People are simply ignoring bans on AI use at work

Employees say they are ignoring AI bans because it makes them more productive and better at their jobsOlder readers may remember a phenomenon called Bring Your Own Device (BYOD) which marked the point at which employers gave up worrying about people using their own phones at work and instead made it look like it was their idea anyway. A similar arc seems to be happening with AI, as people simply ignore their employers’ attempts to manage its use. A new poll from comms firm Definition suggests that over half of employed UK adults (54 percent) use tools like ChatGPT at work, despite 25 percent of businesses banning or significantly limiting its use. We have no other information on the methodology beyond that it was of 1,000 people.

Employees say they are ignoring AI bans because it makes them more productive and better at their jobs (63 percent), and is more helpful than their colleagues (19 percent).  Well over a third (38 percent) of respondents think that information given to AI tools is kept confidential.

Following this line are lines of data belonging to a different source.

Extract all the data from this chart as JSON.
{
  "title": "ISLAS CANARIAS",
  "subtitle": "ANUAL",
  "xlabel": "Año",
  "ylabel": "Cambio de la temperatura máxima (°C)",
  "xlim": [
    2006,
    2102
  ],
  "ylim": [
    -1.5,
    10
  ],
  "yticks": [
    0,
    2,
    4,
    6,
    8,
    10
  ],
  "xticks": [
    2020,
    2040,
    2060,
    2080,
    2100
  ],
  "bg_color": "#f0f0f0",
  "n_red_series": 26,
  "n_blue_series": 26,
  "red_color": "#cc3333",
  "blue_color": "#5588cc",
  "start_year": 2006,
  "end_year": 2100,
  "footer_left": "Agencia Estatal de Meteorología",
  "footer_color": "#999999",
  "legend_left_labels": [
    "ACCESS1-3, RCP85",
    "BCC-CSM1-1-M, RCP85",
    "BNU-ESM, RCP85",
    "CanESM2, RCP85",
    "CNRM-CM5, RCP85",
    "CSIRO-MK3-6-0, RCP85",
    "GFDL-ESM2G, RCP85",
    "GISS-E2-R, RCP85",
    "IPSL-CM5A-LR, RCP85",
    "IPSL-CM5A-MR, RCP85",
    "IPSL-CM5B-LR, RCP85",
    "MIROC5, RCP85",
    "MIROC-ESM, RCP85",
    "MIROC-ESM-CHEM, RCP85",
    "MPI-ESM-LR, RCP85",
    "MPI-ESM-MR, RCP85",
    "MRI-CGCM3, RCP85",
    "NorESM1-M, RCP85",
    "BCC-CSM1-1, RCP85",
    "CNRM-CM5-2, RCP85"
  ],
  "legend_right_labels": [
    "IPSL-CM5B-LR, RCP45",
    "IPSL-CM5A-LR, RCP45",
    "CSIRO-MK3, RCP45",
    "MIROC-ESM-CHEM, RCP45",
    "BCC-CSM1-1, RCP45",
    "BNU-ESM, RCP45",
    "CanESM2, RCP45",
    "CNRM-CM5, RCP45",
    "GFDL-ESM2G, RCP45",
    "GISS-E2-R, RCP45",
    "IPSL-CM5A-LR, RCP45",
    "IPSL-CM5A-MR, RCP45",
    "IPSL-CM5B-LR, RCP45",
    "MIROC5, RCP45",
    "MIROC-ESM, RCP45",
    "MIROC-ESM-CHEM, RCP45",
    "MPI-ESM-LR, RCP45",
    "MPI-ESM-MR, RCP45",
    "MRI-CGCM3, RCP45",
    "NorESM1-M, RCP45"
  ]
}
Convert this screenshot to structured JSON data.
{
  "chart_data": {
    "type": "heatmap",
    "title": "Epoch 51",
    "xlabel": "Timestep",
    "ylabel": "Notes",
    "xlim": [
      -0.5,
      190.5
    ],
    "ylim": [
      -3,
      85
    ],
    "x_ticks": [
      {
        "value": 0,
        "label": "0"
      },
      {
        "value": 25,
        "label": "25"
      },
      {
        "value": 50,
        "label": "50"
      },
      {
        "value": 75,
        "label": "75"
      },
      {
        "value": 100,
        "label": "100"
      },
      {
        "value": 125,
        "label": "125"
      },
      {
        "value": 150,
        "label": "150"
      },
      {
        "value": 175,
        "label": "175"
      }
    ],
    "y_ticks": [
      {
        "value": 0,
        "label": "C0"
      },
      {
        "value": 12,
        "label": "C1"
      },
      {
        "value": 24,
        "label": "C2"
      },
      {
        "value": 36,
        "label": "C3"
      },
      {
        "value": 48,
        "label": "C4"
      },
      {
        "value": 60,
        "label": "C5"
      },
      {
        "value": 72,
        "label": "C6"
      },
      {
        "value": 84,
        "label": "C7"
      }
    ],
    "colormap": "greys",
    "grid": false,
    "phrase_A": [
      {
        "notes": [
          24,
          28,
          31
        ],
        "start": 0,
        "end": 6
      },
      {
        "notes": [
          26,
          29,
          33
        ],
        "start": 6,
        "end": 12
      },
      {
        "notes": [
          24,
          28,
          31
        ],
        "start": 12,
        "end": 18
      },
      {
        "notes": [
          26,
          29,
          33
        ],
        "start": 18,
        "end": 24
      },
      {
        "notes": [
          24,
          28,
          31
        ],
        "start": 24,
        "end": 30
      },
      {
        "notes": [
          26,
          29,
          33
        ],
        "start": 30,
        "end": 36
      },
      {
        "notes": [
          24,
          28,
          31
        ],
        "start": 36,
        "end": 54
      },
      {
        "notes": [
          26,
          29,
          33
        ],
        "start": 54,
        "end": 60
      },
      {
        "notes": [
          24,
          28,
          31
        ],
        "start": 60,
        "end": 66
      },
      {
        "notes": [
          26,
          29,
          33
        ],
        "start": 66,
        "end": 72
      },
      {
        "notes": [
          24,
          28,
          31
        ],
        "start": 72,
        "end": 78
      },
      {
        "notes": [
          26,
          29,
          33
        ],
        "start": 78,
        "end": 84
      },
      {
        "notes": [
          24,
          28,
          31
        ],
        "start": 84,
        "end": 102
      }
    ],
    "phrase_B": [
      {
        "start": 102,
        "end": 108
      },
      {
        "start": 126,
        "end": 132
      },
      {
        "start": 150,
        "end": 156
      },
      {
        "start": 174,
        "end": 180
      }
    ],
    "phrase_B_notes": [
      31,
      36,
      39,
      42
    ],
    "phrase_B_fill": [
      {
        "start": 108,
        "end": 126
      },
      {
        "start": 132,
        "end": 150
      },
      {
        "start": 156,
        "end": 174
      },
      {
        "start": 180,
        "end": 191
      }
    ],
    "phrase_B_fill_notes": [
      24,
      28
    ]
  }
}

This is not the case – information given to AI can resurface in the public domain at any time.

Many share confidential data, including marketing and sales data (24 percent); market research results (22 percent); employee data including salary (15 percent); customer complaints (18 percent); personal client data (13 percent) and detailed CVs of candidates (13 percent).

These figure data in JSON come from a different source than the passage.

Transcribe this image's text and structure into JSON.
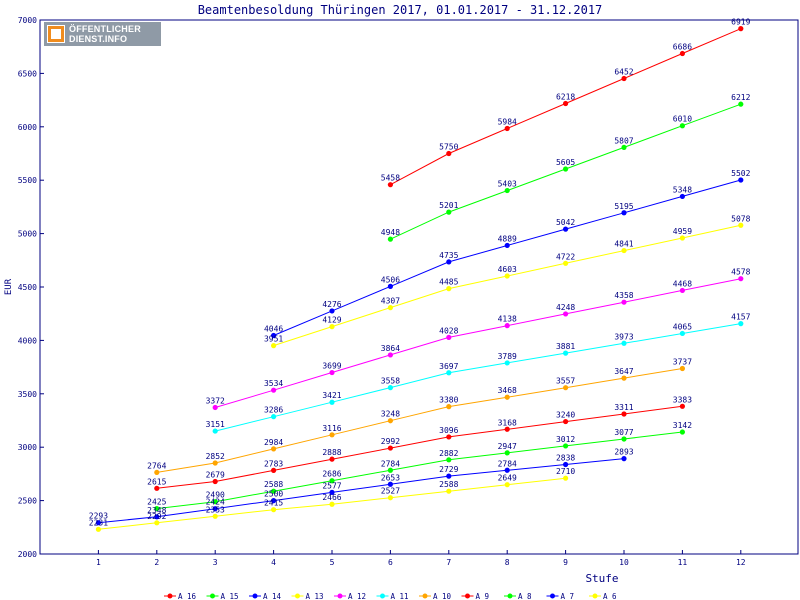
{
  "logo": {
    "line1": "ÖFFENTLICHER",
    "line2": "DIENST.INFO"
  },
  "chart_data": {
    "type": "line",
    "title": "Beamtenbesoldung Thüringen 2017, 01.01.2017 - 31.12.2017",
    "xlabel": "Stufe",
    "ylabel": "EUR",
    "xlim": [
      0,
      13
    ],
    "ylim": [
      2000,
      7000
    ],
    "x_ticks": [
      1,
      2,
      3,
      4,
      5,
      6,
      7,
      8,
      9,
      10,
      11,
      12
    ],
    "y_ticks": [
      2000,
      2500,
      3000,
      3500,
      4000,
      4500,
      5000,
      5500,
      6000,
      6500,
      7000
    ],
    "grid": false,
    "legend_position": "bottom",
    "series": [
      {
        "name": "A_16",
        "color": "#ff0000",
        "x": [
          6,
          7,
          8,
          9,
          10,
          11,
          12
        ],
        "values": [
          5458,
          5750,
          5984,
          6218,
          6452,
          6686,
          6919
        ]
      },
      {
        "name": "A_15",
        "color": "#00ff00",
        "x": [
          6,
          7,
          8,
          9,
          10,
          11,
          12
        ],
        "values": [
          4948,
          5201,
          5403,
          5605,
          5807,
          6010,
          6212
        ]
      },
      {
        "name": "A_14",
        "color": "#0000ff",
        "x": [
          4,
          5,
          6,
          7,
          8,
          9,
          10,
          11,
          12
        ],
        "values": [
          4046,
          4276,
          4506,
          4735,
          4889,
          5042,
          5195,
          5348,
          5502
        ]
      },
      {
        "name": "A_13",
        "color": "#ffff00",
        "x": [
          4,
          5,
          6,
          7,
          8,
          9,
          10,
          11,
          12
        ],
        "values": [
          3951,
          4129,
          4307,
          4485,
          4603,
          4722,
          4841,
          4959,
          5078
        ]
      },
      {
        "name": "A_12",
        "color": "#ff00ff",
        "x": [
          3,
          4,
          5,
          6,
          7,
          8,
          9,
          10,
          11,
          12
        ],
        "values": [
          3372,
          3534,
          3699,
          3864,
          4028,
          4138,
          4248,
          4358,
          4468,
          4578
        ]
      },
      {
        "name": "A_11",
        "color": "#00ffff",
        "x": [
          3,
          4,
          5,
          6,
          7,
          8,
          9,
          10,
          11,
          12
        ],
        "values": [
          3151,
          3286,
          3421,
          3558,
          3697,
          3789,
          3881,
          3973,
          4065,
          4157
        ]
      },
      {
        "name": "A_10",
        "color": "#ffa500",
        "x": [
          2,
          3,
          4,
          5,
          6,
          7,
          8,
          9,
          10,
          11
        ],
        "values": [
          2764,
          2852,
          2984,
          3116,
          3248,
          3380,
          3468,
          3557,
          3647,
          3737
        ]
      },
      {
        "name": "A_9",
        "color": "#ff0000",
        "x": [
          2,
          3,
          4,
          5,
          6,
          7,
          8,
          9,
          10,
          11
        ],
        "values": [
          2615,
          2679,
          2783,
          2888,
          2992,
          3096,
          3168,
          3240,
          3311,
          3383
        ]
      },
      {
        "name": "A_8",
        "color": "#00ff00",
        "x": [
          2,
          3,
          4,
          5,
          6,
          7,
          8,
          9,
          10,
          11
        ],
        "values": [
          2425,
          2490,
          2588,
          2686,
          2784,
          2882,
          2947,
          3012,
          3077,
          3142
        ]
      },
      {
        "name": "A_7",
        "color": "#0000ff",
        "x": [
          1,
          2,
          3,
          4,
          5,
          6,
          7,
          8,
          9,
          10
        ],
        "values": [
          2293,
          2348,
          2424,
          2500,
          2577,
          2653,
          2729,
          2784,
          2838,
          2893
        ]
      },
      {
        "name": "A_6",
        "color": "#ffff00",
        "x": [
          1,
          2,
          3,
          4,
          5,
          6,
          7,
          8,
          9
        ],
        "values": [
          2231,
          2292,
          2353,
          2415,
          2466,
          2527,
          2588,
          2649,
          2710
        ]
      }
    ]
  }
}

Close to a third use gen AI to write emails (31 percent) or use it instead of Google (30 percent). They also use it for analysing data and brainstorming (26 percent), conducting research (25 percent), understanding legal documents (12 percent), and proofreading copy (15 percent).

Luke Budka, AI director at Definition says: “We’re seeing a rise in ‘shadow AI’ in the workplace – workers using genAI tools even though their employers have told them they should not. It’s important users are aware that often everything they enter – whether it’s detail from their private lives or confidential company data – is used to train the AIs and may be regurgitated to other users in future.”

Budka continues: “Business leaders should assume their employees are actively using AI and put measures in place to ensure secure access. And it’s not just ChatGPT they need to be wary of – the new free version of Microsoft Copilot also gives the tech giant the right to use anything anyone enters or outputs in any way they see fit. If you carefully read the T&Cs you realise you’re giving Microsoft, its affiliated companies and third-party partners, permission to ‘copy, distribute, transmit, publicly display, publicly perform, reproduce, edit, translate and reformat’ the content you provide – won’t that be nice when your real life work drama is ‘publicly performed’ or your company’s confidential HR data is ‘publicly displayed’. A serious education piece regards tool usage needs to take place in the workplace and broader society, much like the way we now teach children in school how to safely use social media.”

Some survey respondents work for companies that ban AI tools completely (7 percent), and others have limited or regulated use (18 percent). Other employees are free to use AI tools, with their employers encouraging using it (15 percent). But worryingly, only a few can access their own private environment AI tool (6 percent).